Public poetry transports passengers

Since 2006, the Poetry Omnibus contest has decorated city bus interiors with locally composed poetry. Tonight, the 2015 poems and their authors will be presented at the Juneau Arts and Culture Center.

To see the poetry in action I rode the valley outbound from the downtown transit center and sat next to Brian Graceland. He volunteered to read Nancy Rosel Brown’s “From Brute to Kind” aloud.

"From Brute to Kind" by Nancy Rosel Brown
“From Brute to Kind” by Nancy Rosel Brown is one of the 2014 Poetry Omnibus selections. The 2015 poems will be announced at the JACC on Thursday night at 6:30 p.m. Photo by Scott Burton/KTOO

 

“The man was once a brute.

 

He leans now on his cane to walk,

steps cautious and plotted.

 

In a moment, cane forgotten,

he stoops to fetch a fallen cup from the floor,

And hands it to me with a proud smile.”

 

Graceland is new to town and wasn’t aware of the poems until I pointed them out. But a seat away, Aubrum Cohen says he’s been reading them for years. He offers his impromptu interpretation of the poem.

“From what I’m gathering he started off as a brute, maybe with an attitude, and went from there with a kind heart, picked up a cup, and showed that there is kindness in everybody–that there’s not just brutality in each individual regardless of how they are. It’s just an inspiring poem,” Cohen says.

Cohen’s arms are spotted with tattoos and he wears a tattered winter cap that that barely reveals his eyes. He likes Poetry Omnibus.

“Not only does it help the people on the bus being able to read it, and maybe get some inspiration out of it, but it also helps the writers to maybe get some acknowledgement. It gives people hope,” Cohen says.

Anne Fuller will be one of those people giving hope. She is a poet and a bus rider. She wrote “Mushy,” which was selected to ride the buses in 2015. Fuller says she was inspired to write the piece specifically for this contest.

“Often when I start to write a poem I’m thinking about what’s inside my own heart and my own head,” Fuller says. “But knowing it’s going to be on the bus, changes a little bit the reason for the poem.”

Fuller appreciates the contest’s accessibility.

“Not everybody is going to sell a volume of poetry and not everyone gets anthologized,” Fuller says.

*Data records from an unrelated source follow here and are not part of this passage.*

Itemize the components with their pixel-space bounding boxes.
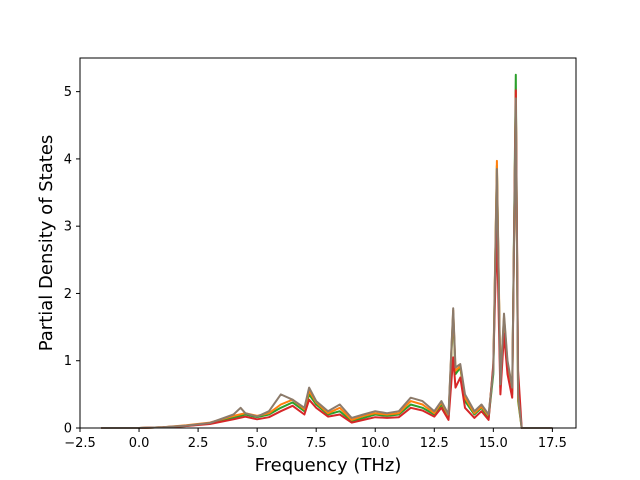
y-axis-ticks: 0 1 2 3 4 5: [64, 85, 80, 437]
x-tick-label: 12.5: [420, 436, 449, 451]
series-layer: [101, 73, 553, 429]
x-tick-label: 17.5: [538, 436, 567, 451]
x-tick-label: 5.0: [247, 436, 268, 451]
x-tick-label: 7.5: [306, 436, 327, 451]
x-axis-ticks: −2.5 0.0 2.5 5.0 7.5 10.0 12.5 15.0 17.5: [64, 428, 567, 451]
x-axis-label: Frequency (THz): [255, 455, 402, 476]
x-tick-label: 2.5: [188, 436, 209, 451]
x-tick-label: 10.0: [361, 436, 390, 451]
y-tick-label: 4: [64, 152, 72, 167]
y-tick-label: 5: [64, 85, 72, 100]
series-line-4: [101, 97, 553, 429]
y-tick-label: 1: [64, 354, 72, 369]
series-line-3: [101, 89, 553, 429]
x-tick-label: 15.0: [479, 436, 508, 451]
y-axis-label: Partial Density of States: [36, 135, 57, 352]
y-tick-label: 3: [64, 220, 72, 235]
x-tick-label: 0.0: [129, 436, 150, 451]
y-tick-label: 0: [64, 422, 72, 437]
x-tick-label: −2.5: [64, 436, 96, 451]
y-tick-label: 2: [64, 287, 72, 302]
plot-frame: [79, 57, 577, 429]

But, since Poetry Omnibus started in 2006, hundreds of poets have had their work shown publicly to thousands of people.

“We get so many comments from the tourists and the people that ride the bus,” says Carol Race who has been involved since its inception. “I love having poetry in public places, I think it’s just grand.”

Race worked with the first organizer Kristen Hutchinson who was inspired by similar programs in London and New York. The word omnibus is at least a triple pun, including its definition as a collection of literary works, an old term for a horse-drawn enclosed bus, and its similarity to “on the bus.”

To hear the poems recited by their composers, or get information on how to submit to next year’s contest, go to the JACC at 6:30 tonight. Otherwise, they’ll be on the bus throughout the year.